Il ne s'agit que d'un "document de travail. Les hypothèses ne sont pas validées par la ministre" insiste le ministère de la Culture. Il faut dire que le document que s'est procuré Le Monde
contient quelques propositions explosives concernant la réforme de l'audiovisuel public. Le texte a été exposé le 3 novembre par le ministère pour sa "contribution au Comité action publique 2022". Le "CAP 22" est chargé par Édouard Philippe de proposer des pistes pour réduire les dépenses publiques. Ce rapport émanant du ministère doit donc être assorti d'une "réflexion", "confiée à un groupe de travail interministériel", ainsi que des propositions émanant des entreprises elles-mêmes.

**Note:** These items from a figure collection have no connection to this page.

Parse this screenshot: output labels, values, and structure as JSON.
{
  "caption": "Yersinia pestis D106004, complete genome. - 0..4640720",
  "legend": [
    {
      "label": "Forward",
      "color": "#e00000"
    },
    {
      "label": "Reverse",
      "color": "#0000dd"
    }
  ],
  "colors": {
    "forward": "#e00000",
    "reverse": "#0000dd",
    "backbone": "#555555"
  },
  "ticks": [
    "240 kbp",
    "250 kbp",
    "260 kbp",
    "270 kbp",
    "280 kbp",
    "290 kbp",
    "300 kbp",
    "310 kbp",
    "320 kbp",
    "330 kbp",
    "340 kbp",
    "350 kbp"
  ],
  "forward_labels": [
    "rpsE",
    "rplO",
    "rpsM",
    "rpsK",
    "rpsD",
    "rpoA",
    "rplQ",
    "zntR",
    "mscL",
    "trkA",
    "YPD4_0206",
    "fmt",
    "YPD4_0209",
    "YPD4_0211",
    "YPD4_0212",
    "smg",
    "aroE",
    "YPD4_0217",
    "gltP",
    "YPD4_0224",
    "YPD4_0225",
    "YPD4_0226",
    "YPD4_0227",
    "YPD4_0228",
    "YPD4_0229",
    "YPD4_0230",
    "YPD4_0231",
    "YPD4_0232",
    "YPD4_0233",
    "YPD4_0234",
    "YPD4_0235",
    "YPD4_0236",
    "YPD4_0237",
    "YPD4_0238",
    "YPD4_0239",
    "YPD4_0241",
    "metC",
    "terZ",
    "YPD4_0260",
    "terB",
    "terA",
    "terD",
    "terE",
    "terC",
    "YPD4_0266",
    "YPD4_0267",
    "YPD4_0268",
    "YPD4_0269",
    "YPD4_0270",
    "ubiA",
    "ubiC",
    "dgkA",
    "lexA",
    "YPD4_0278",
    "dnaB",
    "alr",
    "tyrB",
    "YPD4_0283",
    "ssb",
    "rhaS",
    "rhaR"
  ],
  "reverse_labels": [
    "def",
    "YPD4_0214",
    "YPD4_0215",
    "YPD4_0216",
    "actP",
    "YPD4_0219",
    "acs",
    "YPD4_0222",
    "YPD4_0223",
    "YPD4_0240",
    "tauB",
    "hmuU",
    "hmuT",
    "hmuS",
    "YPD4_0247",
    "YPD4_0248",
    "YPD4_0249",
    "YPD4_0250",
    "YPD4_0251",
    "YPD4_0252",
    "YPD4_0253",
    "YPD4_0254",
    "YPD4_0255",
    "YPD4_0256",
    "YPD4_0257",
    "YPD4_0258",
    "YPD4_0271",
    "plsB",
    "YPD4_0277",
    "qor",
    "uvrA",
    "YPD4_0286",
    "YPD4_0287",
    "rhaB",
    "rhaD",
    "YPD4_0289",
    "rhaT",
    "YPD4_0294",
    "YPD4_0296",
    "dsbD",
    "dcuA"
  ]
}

Première proposition de cette "contribution" la création d'une "holding", regroupant notamment France Télévision et Radio France, afin d'"aligner et dégager des synergies". Le CSA ne nommerait plus les présidents, la décision reviendrait aux comités d'administration des sociétés. Mais l'État pourrait en revanche s'arroger la nomination du dirigeant de cette nouvelle "holding". Parmi les autres pistes de travail, on trouve la suppression de France Ô, le passage à une diffusion uniquement numérique pour France 4 ou Le Mouv, la "reconfiguration des orchestres" de Radio France ou bien encore la "révision du maillage régional d'information de France 3".

"Coûts de transition potentiellement importants"

Si le rapprochement des deux grandes structures de l'audiovisuel public a déjà été évoqué par le passé, l'hypothèse n'a jusqu'ici jamais été retenue. Elle pourrait rencontrer une forte résistance en interne. Si les économies réalisables sont "à préciser", le rapport envisage des "coûts de transition potentiellement importants à attendre, qui devraient être éligibles au fonds de transformation de l'action publique". "Risque de très fortes réactions des personnels et des élus locaux à attendre", avertit-il.